Certifications required

For the students enrolled in one of the University of Bologna's Programme Degrees:

 

To use the services provided by our office you need to provide the certification attesting a disability under Italian Law 104/92, and/or legal disability or SLD diagnosis under Italian Law 170/2010, or any other specialized documentation attesting to a particular pathology or disorder or special needs.

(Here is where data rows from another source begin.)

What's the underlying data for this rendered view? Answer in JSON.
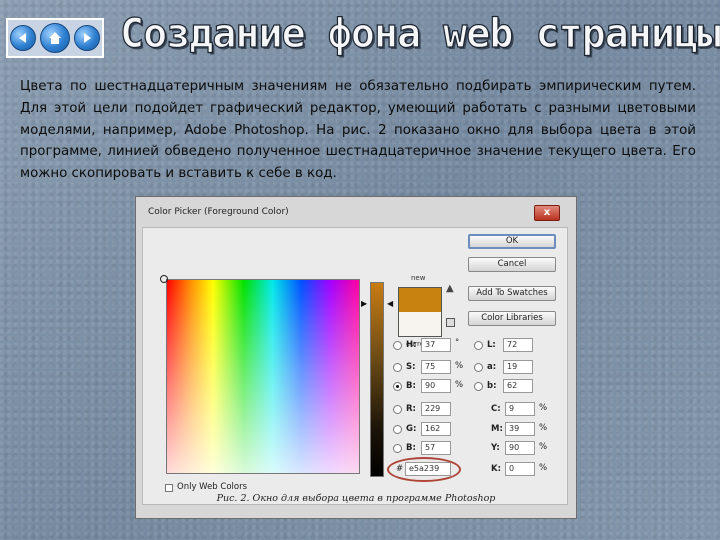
{
  "nav": {
    "back_icon": "arrow-left-icon",
    "home_icon": "home-icon",
    "forward_icon": "arrow-right-icon"
  },
  "slide": {
    "title": "Создание фона web страницы",
    "paragraph": "Цвета по шестнадцатеричным значениям не обязательно подбирать эмпирическим путем. Для этой цели подойдет графический редактор, умеющий работать с разными цветовыми моделями, например, Adobe Photoshop. На рис. 2 показано окно для выбора цвета в этой программе, линией обведено полученное шестнадцатеричное значение текущего цвета. Его можно скопировать и вставить к себе в код."
  },
  "dialog": {
    "title": "Color Picker (Foreground Color)",
    "close_label": "x",
    "new_label": "new",
    "current_label": "current",
    "new_color": "#c8820f",
    "current_color": "#f7f3ee",
    "buttons": {
      "ok": "OK",
      "cancel": "Cancel",
      "add_to_swatches": "Add To Swatches",
      "color_libraries": "Color Libraries"
    },
    "fields": {
      "h": {
        "label": "H:",
        "value": "37",
        "unit": "°"
      },
      "s": {
        "label": "S:",
        "value": "75",
        "unit": "%"
      },
      "b": {
        "label": "B:",
        "value": "90",
        "unit": "%"
      },
      "r": {
        "label": "R:",
        "value": "229"
      },
      "g": {
        "label": "G:",
        "value": "162"
      },
      "bb": {
        "label": "B:",
        "value": "57"
      },
      "l": {
        "label": "L:",
        "value": "72"
      },
      "a": {
        "label": "a:",
        "value": "19"
      },
      "lab_b": {
        "label": "b:",
        "value": "62"
      },
      "c": {
        "label": "C:",
        "value": "9",
        "unit": "%"
      },
      "m": {
        "label": "M:",
        "value": "39",
        "unit": "%"
      },
      "y": {
        "label": "Y:",
        "value": "90",
        "unit": "%"
      },
      "k": {
        "label": "K:",
        "value": "0",
        "unit": "%"
      }
    },
    "hex_label": "#",
    "hex_value": "e5a239",
    "only_web_colors": "Only Web Colors",
    "caption": "Рис. 2. Окно для выбора цвета в программе Photoshop"
  }
}
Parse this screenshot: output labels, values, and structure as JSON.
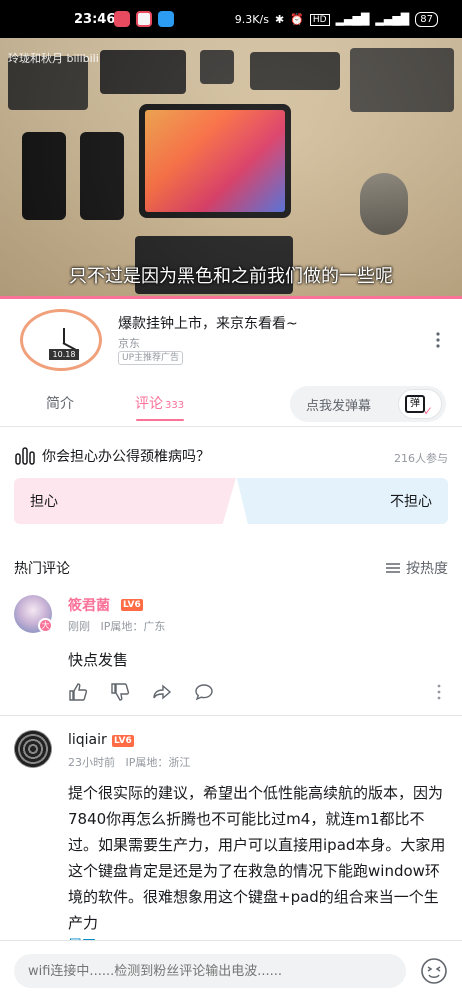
{
  "status_bar": {
    "time": "23:46",
    "net_speed": "9.3K/s",
    "hd_label": "HD",
    "battery": "87"
  },
  "video": {
    "watermark": "玲珑和秋月 bilibili",
    "subtitle": "只不过是因为黑色和之前我们做的一些呢"
  },
  "ad": {
    "title": "爆款挂钟上市，来京东看看~",
    "source": "京东",
    "tag": "UP主推荐广告",
    "clock_display": "10.18"
  },
  "tabs": {
    "intro": "简介",
    "comments": "评论",
    "comment_count": "333",
    "danmaku_placeholder": "点我发弹幕",
    "danmaku_icon_text": "弹"
  },
  "poll": {
    "question": "你会担心办公得颈椎病吗？",
    "participants": "216人参与",
    "option_left": "担心",
    "option_right": "不担心"
  },
  "comments_header": {
    "title": "热门评论",
    "sort_label": "按热度"
  },
  "comments": [
    {
      "username": "筱君菌",
      "level": "LV6",
      "time": "刚刚",
      "ip": "IP属地：广东",
      "text": "快点发售",
      "avatar_badge": "大"
    },
    {
      "username": "liqiair",
      "level": "LV6",
      "time": "23小时前",
      "ip": "IP属地：浙江",
      "text": "提个很实际的建议，希望出个低性能高续航的版本，因为7840你再怎么折腾也不可能比过m4，就连m1都比不过。如果需要生产力，用户可以直接用ipad本身。大家用这个键盘肯定是还是为了在救急的情况下能跑window环境的软件。很难想象用这个键盘+pad的组合来当一个生产力",
      "expand": "展开"
    }
  ],
  "bottom": {
    "placeholder": "wifi连接中......检测到粉丝评论输出电波......"
  },
  "colors": {
    "accent": "#fb7299",
    "link": "#008ac5",
    "poll_left": "#fde6ed",
    "poll_right": "#e3f2fb"
  }
}
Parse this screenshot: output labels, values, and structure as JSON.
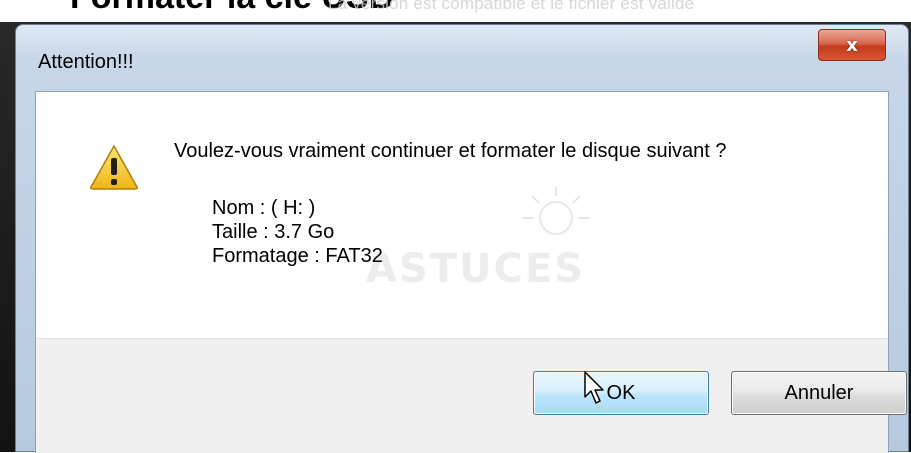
{
  "background": {
    "heading": "Formater la clé USB",
    "status_text": "La version est compatible et le fichier est valide"
  },
  "dialog": {
    "title": "Attention!!!",
    "close_glyph": "x",
    "icon": "warning-icon",
    "question": "Voulez-vous vraiment continuer et formater le disque suivant ?",
    "details": {
      "name": "Nom : ( H: )",
      "size": "Taille : 3.7 Go",
      "format": "Formatage : FAT32"
    },
    "watermark": "ASTUCES",
    "buttons": {
      "ok": "OK",
      "cancel": "Annuler"
    }
  },
  "colors": {
    "frame": "#c7d7e9",
    "close_button": "#c43b1e",
    "ok_button_border": "#3c7fb1",
    "warning_yellow": "#f4c21b"
  }
}
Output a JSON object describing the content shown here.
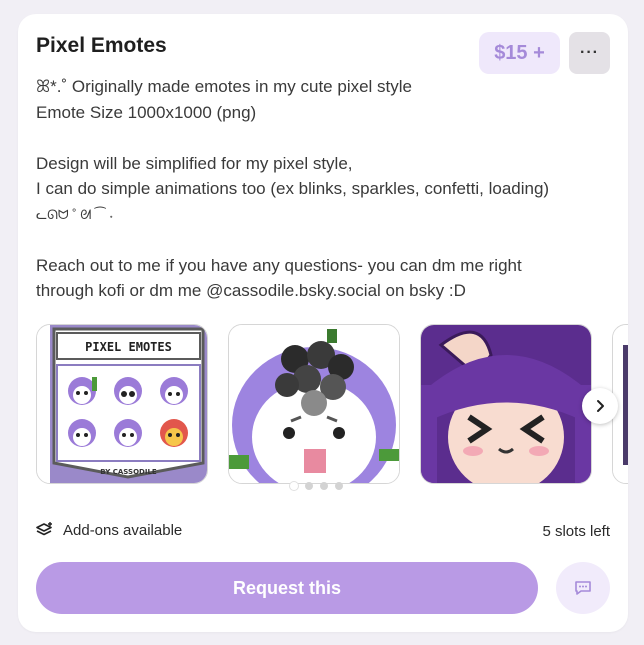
{
  "listing": {
    "title": "Pixel Emotes",
    "price": "$15 +",
    "more_label": "···",
    "description": [
      "ꕤ*.˚ Originally made emotes in my cute pixel style",
      "Emote Size 1000x1000 (png)",
      "",
      "Design will be simplified for my pixel style,",
      "I can do simple animations too (ex blinks, sparkles, confetti, loading)",
      "ᓚᘏᗢ ˚ ᘛ ⁀ ˖",
      "",
      "Reach out to me if you have any questions- you can dm me right",
      "through kofi or dm me @cassodile.bsky.social on bsky :D"
    ]
  },
  "gallery": {
    "sheet_title": "PIXEL EMOTES",
    "sheet_credit": "BY CASSODILE",
    "dot_count": 4,
    "active_dot": 0
  },
  "footer": {
    "addons_label": "Add-ons available",
    "slots_label": "5 slots left",
    "request_label": "Request this"
  },
  "icons": {
    "addons": "layers-plus-icon",
    "next": "chevron-right-icon",
    "chat": "chat-bubble-icon"
  },
  "colors": {
    "accent": "#b99ae5",
    "price_bg": "#efe8fb",
    "price_text": "#a58ad9",
    "chat_bg": "#f1ebfb"
  }
}
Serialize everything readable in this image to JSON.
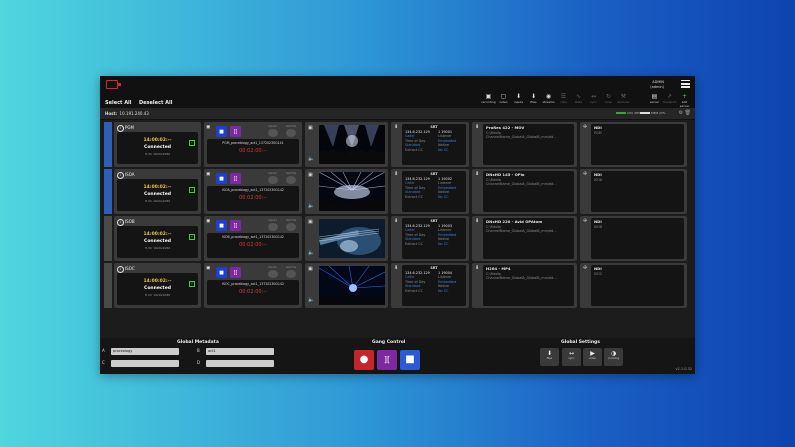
{
  "header": {
    "admin_name": "ADMIN",
    "admin_role": "(admin)",
    "select_all": "Select All",
    "deselect_all": "Deselect All"
  },
  "toolbar": [
    {
      "label": "recording",
      "icon": "recording-icon",
      "glyph": "▣",
      "state": "normal"
    },
    {
      "label": "video",
      "icon": "video-icon",
      "glyph": "▢",
      "state": "normal"
    },
    {
      "label": "inputs",
      "icon": "inputs-icon",
      "glyph": "⬇",
      "state": "normal"
    },
    {
      "label": "files",
      "icon": "files-icon",
      "glyph": "⬇",
      "state": "normal"
    },
    {
      "label": "streams",
      "icon": "streams-icon",
      "glyph": "◉",
      "state": "normal"
    },
    {
      "label": "clips",
      "icon": "clips-icon",
      "glyph": "☰",
      "state": "dim"
    },
    {
      "label": "stats",
      "icon": "stats-icon",
      "glyph": "∿",
      "state": "dim"
    },
    {
      "label": "sync",
      "icon": "sync-icon",
      "glyph": "↔",
      "state": "dim"
    },
    {
      "label": "loop",
      "icon": "loop-icon",
      "glyph": "↻",
      "state": "dim"
    },
    {
      "label": "Spanner",
      "icon": "spanner-icon",
      "glyph": "⚒",
      "state": "dim"
    },
    {
      "label": "server",
      "icon": "server-icon",
      "glyph": "▤",
      "state": "normal"
    },
    {
      "label": "transport",
      "icon": "transport-icon",
      "glyph": "↗",
      "state": "dim"
    },
    {
      "label": "add server",
      "icon": "add-icon",
      "glyph": "+",
      "state": "green"
    }
  ],
  "host": {
    "label": "Host:",
    "ip": "10.191.240.43",
    "cpu": "CPU 38%",
    "mem": "MEM 23%"
  },
  "channels": [
    {
      "name": "PGM",
      "stripe": "#2e5fb7",
      "timecode": "14:00:02:--",
      "status": "Connected",
      "sub": "H.VC 1920x1080",
      "file": "PGM_proceblogy_act1_13720230G141",
      "rec_tc": "00:02:00:--",
      "srt_title": "SRT",
      "srt_ip": "134.6.232.129",
      "srt_port": "1 19001",
      "srt_caller": "Caller",
      "srt_listener": "Listener",
      "srt_tos": "Time of Day",
      "srt_embedded": "Embedded",
      "srt_standard": "Standard",
      "srt_native": "Native",
      "srt_extcc": "Extract CC",
      "srt_nocc": "No CC",
      "codec": "ProRes 422 - MOV",
      "codec_path": "C:\\Media",
      "codec_file": "ChannelName_GlobalA_GlobalB_mm/dd...",
      "ndi": "NDI",
      "ndi_src": "PGM",
      "thumb": "concert"
    },
    {
      "name": "ISOA",
      "stripe": "#2e5fb7",
      "timecode": "14:00:02:--",
      "status": "Connected",
      "sub": "H.VC 1920x1080",
      "file": "ISOA_proceblogy_act1_13720230G142",
      "rec_tc": "00:02:00:--",
      "srt_title": "SRT",
      "srt_ip": "134.6.232.129",
      "srt_port": "1 19002",
      "srt_caller": "Caller",
      "srt_listener": "Listener",
      "srt_tos": "Time of Day",
      "srt_embedded": "Embedded",
      "srt_standard": "Standard",
      "srt_native": "Native",
      "srt_extcc": "Extract CC",
      "srt_nocc": "No CC",
      "codec": "DNxHD 145 - OPla",
      "codec_path": "C:\\Media",
      "codec_file": "ChannelName_GlobalA_GlobalB_mm/dd...",
      "ndi": "NDI",
      "ndi_src": "ISOA",
      "thumb": "lights"
    },
    {
      "name": "ISOB",
      "stripe": "#4a4a4a",
      "timecode": "14:00:02:--",
      "status": "Connected",
      "sub": "H.VC 1920x1080",
      "file": "ISOB_proceblogy_act1_13720230G142",
      "rec_tc": "00:02:00:--",
      "srt_title": "SRT",
      "srt_ip": "134.6.232.129",
      "srt_port": "1 19003",
      "srt_caller": "Caller",
      "srt_listener": "Listener",
      "srt_tos": "Time of Day",
      "srt_embedded": "Embedded",
      "srt_standard": "Standard",
      "srt_native": "Native",
      "srt_extcc": "Extract CC",
      "srt_nocc": "No CC",
      "codec": "DNxHD 220 - Avid OPAtom",
      "codec_path": "C:\\Media",
      "codec_file": "ChannelName_GlobalA_GlobalB_mm/dd...",
      "ndi": "NDI",
      "ndi_src": "ISOB",
      "thumb": "guitar"
    },
    {
      "name": "ISOC",
      "stripe": "#4a4a4a",
      "timecode": "14:00:02:--",
      "status": "Connected",
      "sub": "H.VC 1920x1080",
      "file": "ISOC_proceblogy_act1_13720230G142",
      "rec_tc": "00:02:00:--",
      "srt_title": "SRT",
      "srt_ip": "134.6.232.129",
      "srt_port": "1 19004",
      "srt_caller": "Caller",
      "srt_listener": "Listener",
      "srt_tos": "Time of Day",
      "srt_embedded": "Embedded",
      "srt_standard": "Standard",
      "srt_native": "Native",
      "srt_extcc": "Extract CC",
      "srt_nocc": "No CC",
      "codec": "H264 - MP4",
      "codec_path": "C:\\Media",
      "codec_file": "ChannelName_GlobalA_GlobalB_mm/dd...",
      "ndi": "NDI",
      "ndi_src": "ISOC",
      "thumb": "laser"
    }
  ],
  "buttons": {
    "record_glyph": "●",
    "stop_glyph": "■",
    "marker_glyph": "][",
    "upload_lbl": "Upload",
    "split_lbl": "Split file"
  },
  "global_metadata": {
    "title": "Global Metadata",
    "a_label": "A",
    "a_value": "proceology",
    "b_label": "B",
    "b_value": "act1",
    "c_label": "C",
    "c_value": "",
    "d_label": "D",
    "d_value": ""
  },
  "gang": {
    "title": "Gang Control"
  },
  "global_settings": {
    "title": "Global Settings",
    "items": [
      {
        "label": "files",
        "glyph": "⬇",
        "icon": "files-icon"
      },
      {
        "label": "sync",
        "glyph": "↔",
        "icon": "sync-icon"
      },
      {
        "label": "video",
        "glyph": "▶",
        "icon": "video-icon"
      },
      {
        "label": "clocking",
        "glyph": "◑",
        "icon": "clocking-icon"
      }
    ]
  },
  "version": "v2.1.0.32",
  "colors": {
    "record": "#c5262c",
    "marker": "#7d2aa2",
    "stop": "#2a5bd4",
    "stop_blue": "#1f3fd4"
  }
}
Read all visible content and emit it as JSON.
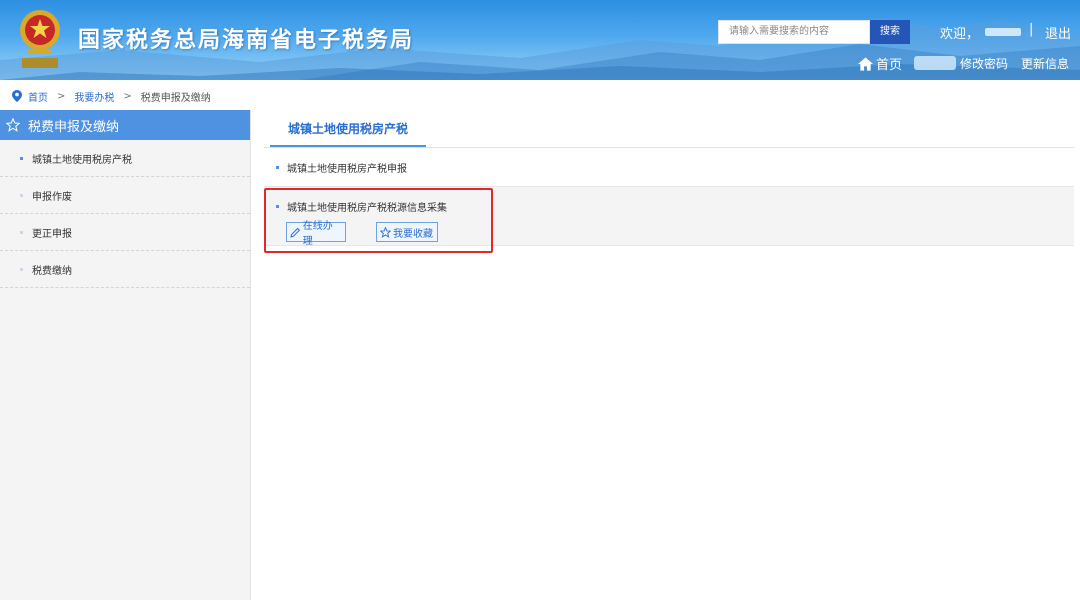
{
  "header": {
    "site_title": "国家税务总局海南省电子税务局",
    "search_placeholder": "请输入需要搜索的内容",
    "search_button": "搜索",
    "welcome": "欢迎，",
    "separator": "|",
    "logout": "退出",
    "home": "首页",
    "change_password": "修改密码",
    "update_info": "更新信息"
  },
  "breadcrumb": {
    "home": "首页",
    "arrow1": ">",
    "level2": "我要办税",
    "arrow2": ">",
    "current": "税费申报及缴纳"
  },
  "sidebar": {
    "header": "税费申报及缴纳",
    "items": [
      {
        "label": "城镇土地使用税房产税",
        "active": true
      },
      {
        "label": "申报作废",
        "active": false
      },
      {
        "label": "更正申报",
        "active": false
      },
      {
        "label": "税费缴纳",
        "active": false
      }
    ]
  },
  "main": {
    "tab_label": "城镇土地使用税房产税",
    "items": [
      {
        "title": "城镇土地使用税房产税申报"
      },
      {
        "title": "城镇土地使用税房产税税源信息采集",
        "buttons": [
          "在线办理",
          "我要收藏"
        ]
      }
    ]
  },
  "colors": {
    "accent": "#4f92e2",
    "link": "#2a6ed1",
    "highlight": "#e02a2a"
  },
  "icons": [
    "emblem-icon",
    "home-icon",
    "location-pin-icon",
    "star-outline-icon",
    "edit-icon"
  ]
}
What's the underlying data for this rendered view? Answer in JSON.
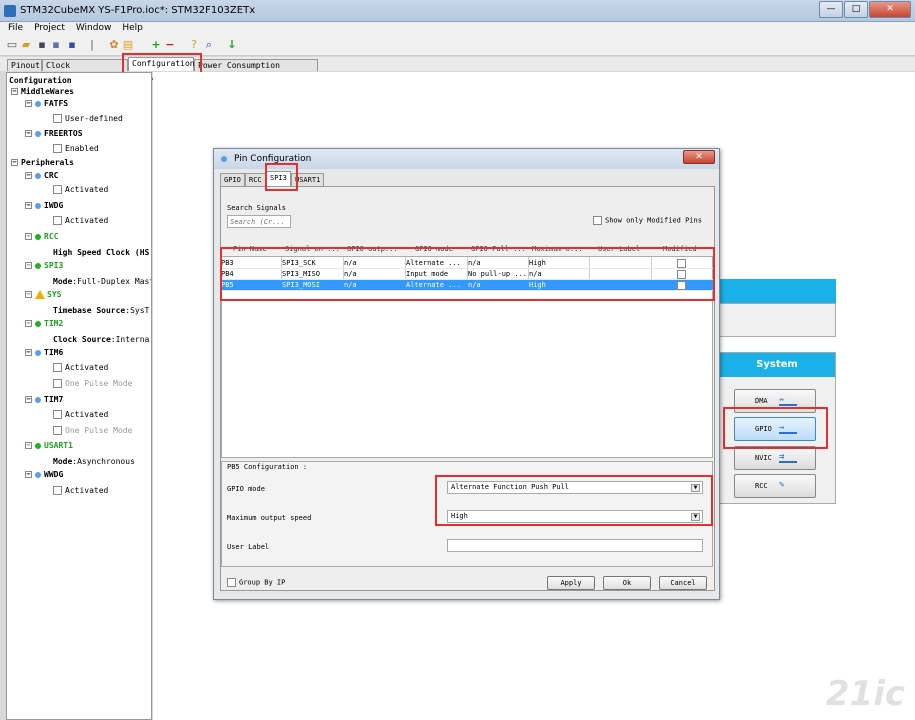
{
  "window": {
    "title": "STM32CubeMX YS-F1Pro.ioc*: STM32F103ZETx",
    "min": "—",
    "max": "□",
    "close": "✕"
  },
  "menu": {
    "items": [
      "File",
      "Project",
      "Window",
      "Help"
    ]
  },
  "toolbar": {
    "icons": [
      "new-icon",
      "open-icon",
      "save-icon",
      "save-as-icon",
      "generate-icon",
      "report-icon",
      "plus-icon",
      "minus-icon",
      "help-icon",
      "search-icon",
      "download-icon"
    ]
  },
  "tabs": {
    "pinout": "Pinout",
    "clock": "Clock Configuration",
    "configuration": "Configuration",
    "power": "Power Consumption Calculator"
  },
  "tree": {
    "root": "Configuration",
    "middlewares": "MiddleWares",
    "fatfs": "FATFS",
    "fatfs_opt": "User-defined",
    "freertos": "FREERTOS",
    "freertos_opt": "Enabled",
    "peripherals": "Peripherals",
    "crc": "CRC",
    "crc_opt": "Activated",
    "iwdg": "IWDG",
    "iwdg_opt": "Activated",
    "rcc": "RCC",
    "rcc_opt": "High Speed Clock (HS",
    "spi3": "SPI3",
    "spi3_mode_label": "Mode",
    "spi3_mode_value": ":Full-Duplex Maste",
    "sys": "SYS",
    "sys_tb_label": "Timebase Source",
    "sys_tb_value": ":SysT",
    "tim2": "TIM2",
    "tim2_cs_label": "Clock Source",
    "tim2_cs_value": ":Interna",
    "tim6": "TIM6",
    "tim6_opt1": "Activated",
    "tim6_opt2": "One Pulse Mode",
    "tim7": "TIM7",
    "tim7_opt1": "Activated",
    "tim7_opt2": "One Pulse Mode",
    "usart1": "USART1",
    "usart1_mode_label": "Mode",
    "usart1_mode_value": ":Asynchronous",
    "wwdg": "WWDG",
    "wwdg_opt": "Activated"
  },
  "system_panel": {
    "title": "System",
    "buttons": {
      "dma": "DMA",
      "gpio": "GPIO",
      "nvic": "NVIC",
      "rcc": "RCC"
    }
  },
  "dialog": {
    "title": "Pin Configuration",
    "close": "✕",
    "tabs": {
      "gpio": "GPIO",
      "rcc": "RCC",
      "spi3": "SPI3",
      "usart1": "USART1"
    },
    "search_label": "Search Signals",
    "search_placeholder": "Search (Cr...",
    "show_modified": "Show only Modified Pins",
    "columns": [
      "Pin Name",
      "Signal on ...",
      "GPIO outp...",
      "GPIO mode",
      "GPIO Pull-...",
      "Maximum o...",
      "User Label",
      "Modified"
    ],
    "rows": [
      {
        "pin": "PB3",
        "signal": "SPI3_SCK",
        "output": "n/a",
        "mode": "Alternate ...",
        "pull": "n/a",
        "max": "High",
        "label": ""
      },
      {
        "pin": "PB4",
        "signal": "SPI3_MISO",
        "output": "n/a",
        "mode": "Input mode",
        "pull": "No pull-up ...",
        "max": "n/a",
        "label": ""
      },
      {
        "pin": "PB5",
        "signal": "SPI3_MOSI",
        "output": "n/a",
        "mode": "Alternate ...",
        "pull": "n/a",
        "max": "High",
        "label": ""
      }
    ],
    "config_title": "PB5 Configuration :",
    "gpio_mode_label": "GPIO mode",
    "gpio_mode_value": "Alternate Function Push Pull",
    "max_speed_label": "Maximum output speed",
    "max_speed_value": "High",
    "user_label": "User Label",
    "group_by_ip": "Group By IP",
    "apply": "Apply",
    "ok": "Ok",
    "cancel": "Cancel"
  },
  "watermark": "21ic"
}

 In the case of certificates issued abroad, these must be legalised. 

 

 Legalisation is a procedure by which the legal qualification of the public official who signed an act and the authenticity of their signature are officially certified.

 

If the country where you are certified is a member of the Hague Convention (1961), instead of requesting legalisation at the Italian Embassy, you must have the documents apostilled by the designated national authority. See the list of relevant authorities for each of the countries.

 

Please note: legalisation and apostille must enable the authenticity of the documents or certificates to be verified. Legalisation and apostille are linked to the official signature. When they receive the document, the offices of the University of Bologna check not only the presence of the legalisation/Apostille, but also the signature to which it refers, and what the official who signed it has declared in the document.

 

Legalisation and Apostille signatures are accepted from:

  • a public official, often from the Ministry of Foreign Affairs, who declares that the signature of the certifier is authentic;
  • a notary, who declares that he has checked the authenticity of the certificate.

 

Note:

Legalisation and Apostille signatures from a notary public or other official declaring that the copy of the qualification/certificate conforms to the original are not accepted.

 

The legalisation of certifications produced should not be confused with its official translation. 

The certificate of conformity of the translation or the declaration of conformity made by the translator, in the case of sworn translations, are not legalisations.

 

If you are not yet in Italy, the the translation must be done in the manner established by the Ministry of Foreign Affairs and International Cooperation (MAECI).

If you are in Italy, you can obtain a translation at a court by an official translator, who must not be the same person as the title holder (sworn translation).

 

For Incoming Exchange Students:

You can provide us the documentation issued by the Specialist of your reference; in this case the documentation must be legalized;

or, as an alternative

you can ask your home University to send us your support agreement, or a recap of the support and the adaptations you normally use along with a declaration about your diagnosis and the confirmation that they have, or have seen, your documentation. If they can't do it for privacy protection reasons, you can try to ask them to issue the documentation directly to you, and then you can email it directly to us, copying them.

 

In both cases, for certificates written in other languages, a sworn translation into English or Italian is also required.